In reality, artificial reproductive technology is no service to women; it’s not the quick and easy way to get pregnant that it’s promised to be, and it brings more hardships to infertile women along the way. Moreover, it doesn’t heal a woman’s infertility at all. As Dr. Anne Meilnik at the Gianna Center, a Catholic health-care center in New York, has said, it’s covering up the health problems that may be causing her infertility—which can and should be treated—by instead making a child with artificial technology.
For women like the characters Aniston and Lopez play in these recent films, artificial reproductive technology allows them to cover up personal problems that have led to their being single at forty. Lopez’s confidante in The Back-up Plan called her to task saying, you got a sperm donor because “he’s the perfect boyfriend right? He’ll never let you down”; to which Lopez replied, “No, I got a sperm donor because I wanted a baby. I wanted a family.”
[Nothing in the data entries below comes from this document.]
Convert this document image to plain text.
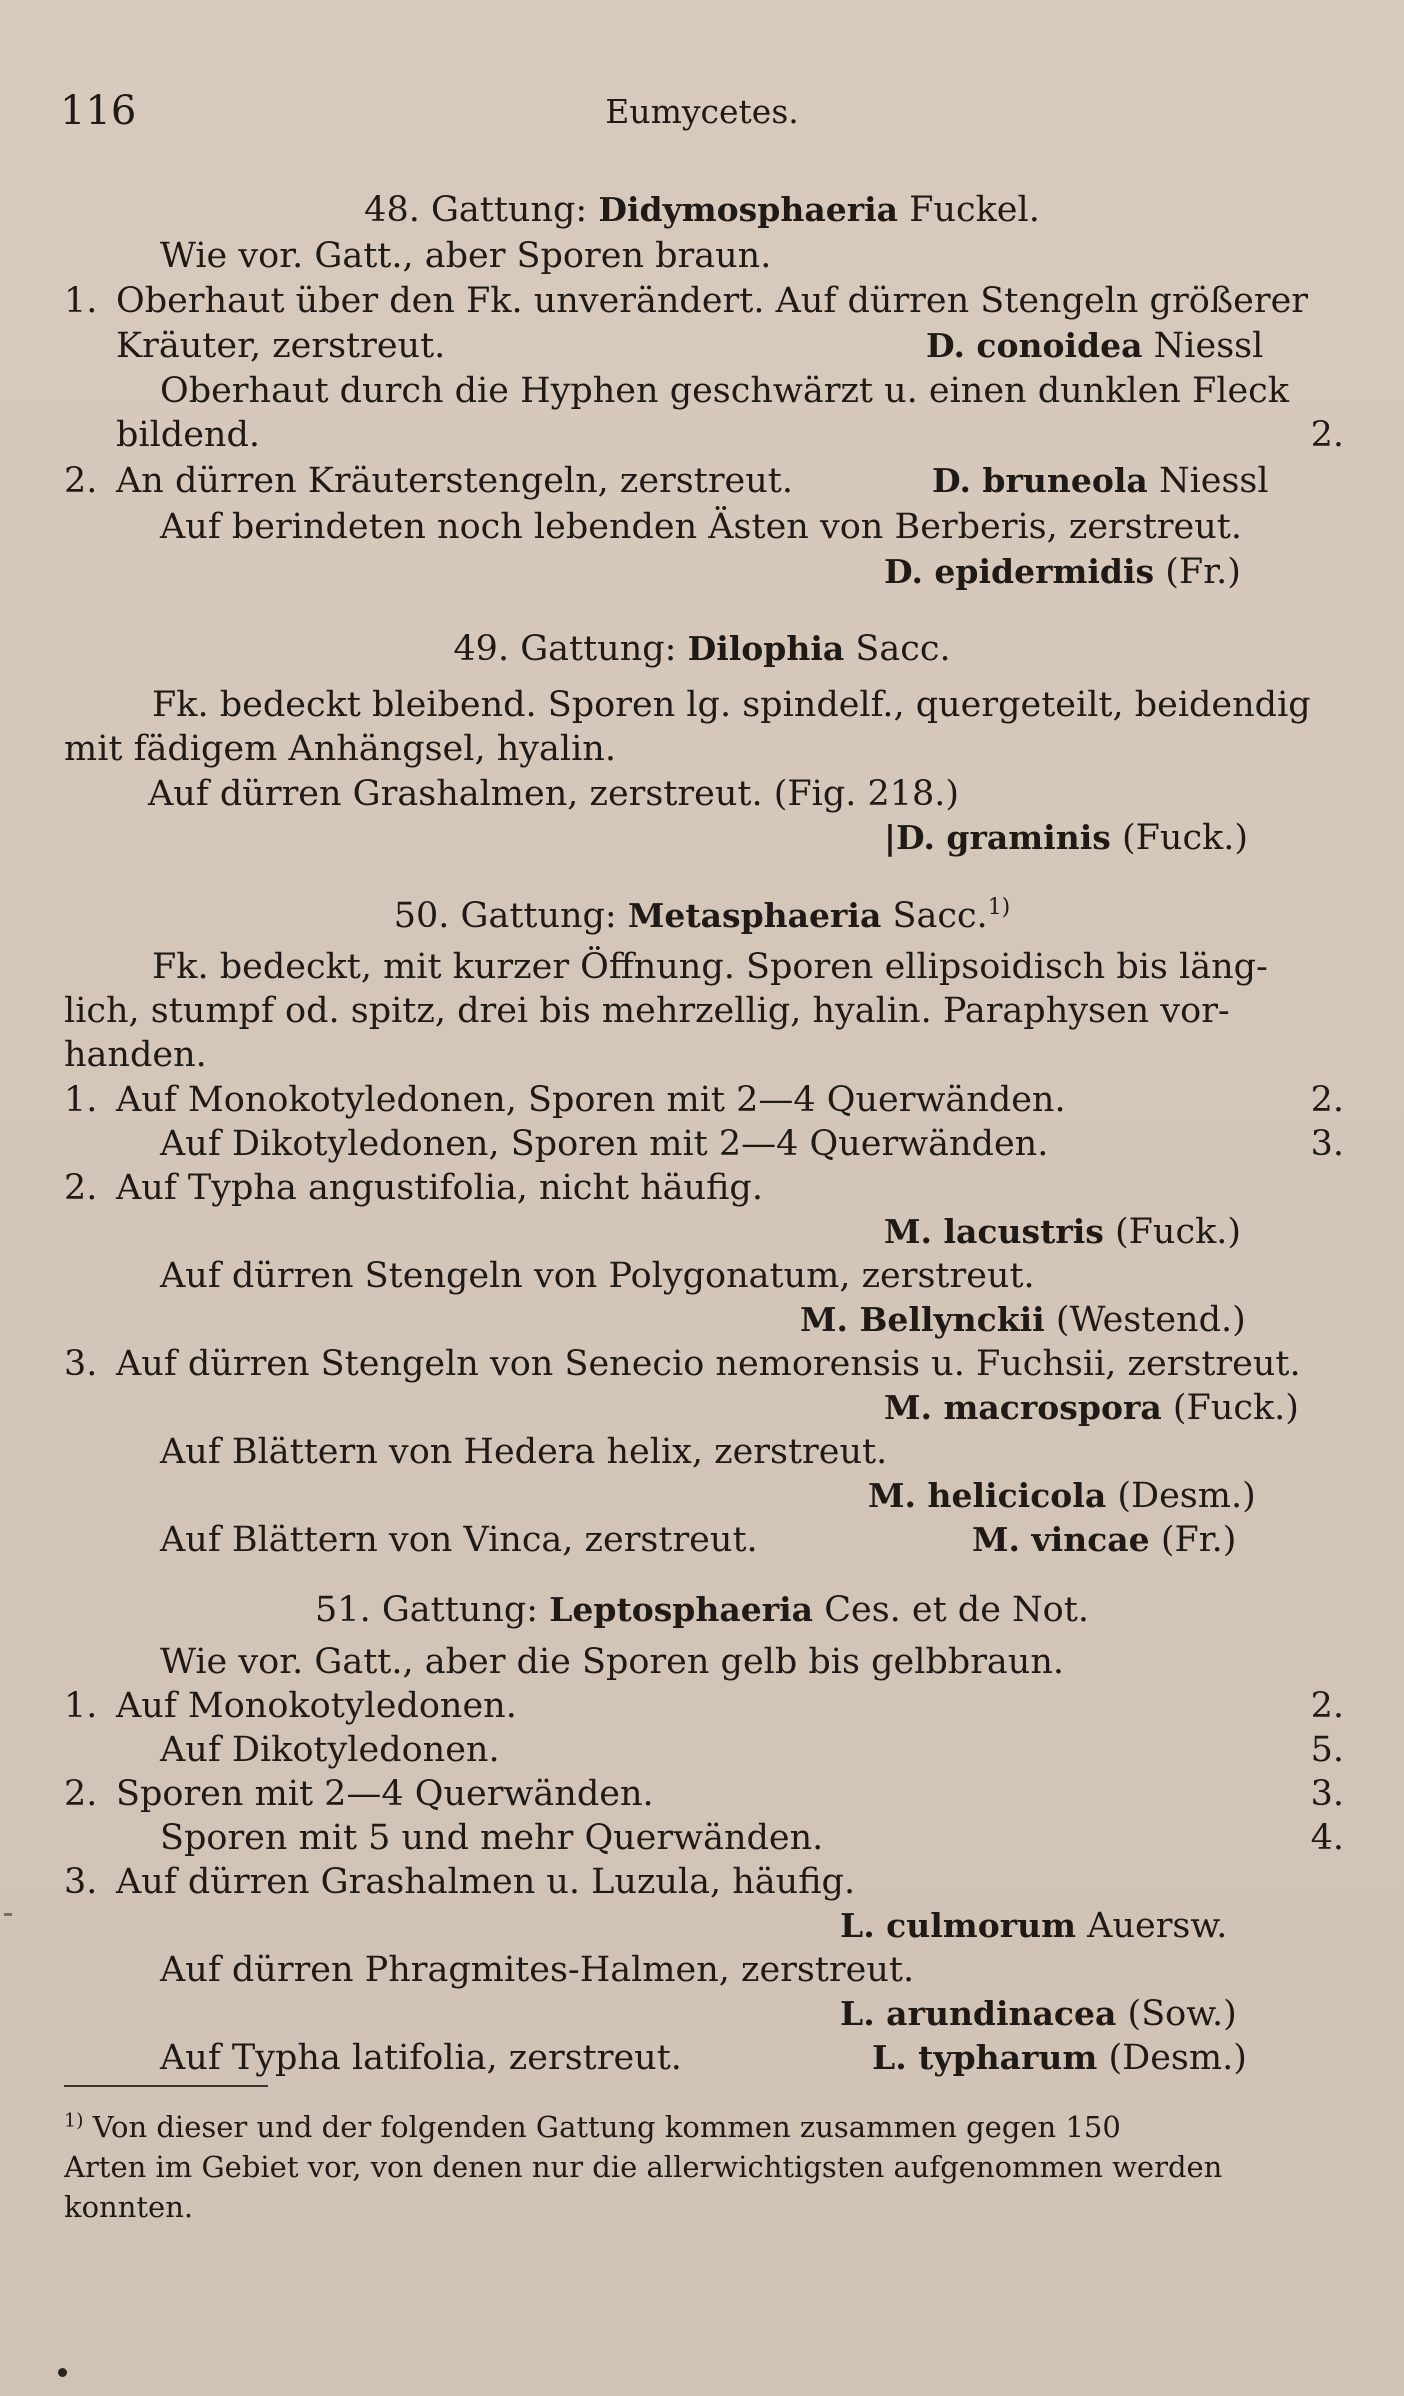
116	Eumycetes.
48. Gattung: Didymosphaeria Fuckel.
Wie vor. Gatt., aber Sporen braun.
1. Oberhaut über den Fk. unverändert. Auf dürren Stengeln größerer
Kräuter, zerstreut.	D. conoidea Niessl
Oberhaut durch die Hyphen geschwärzt u. einen dunklen Fleck
bildend.	2.
2. An dürren Kräuterstengeln, zerstreut.	D. bruneola Niessl
Auf berindeten noch lebenden Ästen von Berberis, zerstreut.
D. epidermidis (Fr.)
49. Gattung: Dilophia Sacc.
Fk. bedeckt bleibend. Sporen lg. spindelf., quergeteilt, beidendig
mit fädigem Anhängsel, hyalin.
Auf dürren Grashalmen, zerstreut. (Fig. 218.)
|D. graminis (Fuck.)
50. Gattung: Metasphaeria Sacc.1)
Fk. bedeckt, mit kurzer Öffnung. Sporen ellipsoidisch bis läng-
lich, stumpf od. spitz, drei bis mehrzellig, hyalin. Paraphysen vor-
handen.
1. Auf Monokotyledonen, Sporen mit 2—4 Querwänden.	2.
Auf Dikotyledonen, Sporen mit 2—4 Querwänden.	3.
2. Auf Typha angustifolia, nicht häufig.
M. lacustris (Fuck.)
Auf dürren Stengeln von Polygonatum, zerstreut.
M. Bellynckii (Westend.)
3. Auf dürren Stengeln von Senecio nemorensis u. Fuchsii, zerstreut.
M. macrospora (Fuck.)
Auf Blättern von Hedera helix, zerstreut.
M. helicicola (Desm.)
Auf Blättern von Vinca, zerstreut.	M. vincae (Fr.)
51. Gattung: Leptosphaeria Ces. et de Not.
Wie vor. Gatt., aber die Sporen gelb bis gelbbraun.
1. Auf Monokotyledonen.	2.
Auf Dikotyledonen.	5.
2. Sporen mit 2—4 Querwänden.	3.
Sporen mit 5 und mehr Querwänden.	4.
3. Auf dürren Grashalmen u. Luzula, häufig.
L. culmorum Auersw.
Auf dürren Phragmites-Halmen, zerstreut.
L. arundinacea (Sow.)
Auf Typha latifolia, zerstreut.	L. typharum (Desm.)
$^{1)}$ Von dieser und der folgenden Gattung kommen zusammen gegen 150
Arten im Gebiet vor, von denen nur die allerwichtigsten aufgenommen werden
konnten.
In The Switch, Aniston’s artificially conceived child longs for family too. He saves empty photograph frames with stock photos still in place, pretending the men pictured are the father, his uncle, and his grandpa that he doesn’t have. There’s just something about family that cannot be created artificially—a sad truth these films giggle past. Even a child whose father dies before he is born has a real family in a way the artificially conceived child never will.
The Waiting City, a recent Australian film which tells the difficult story of a couple seeking to adopt a child overseas, depicts the trials of infertility much more realistically. It’s far from a romantic comedy. And there are some deep aspects of the human experience—the realization of one’s aging, the desire for love and family, and the sorrow of lost time—that it comes much closer to reaching.
Mary Rose Somarriba is the managing editor of First Things.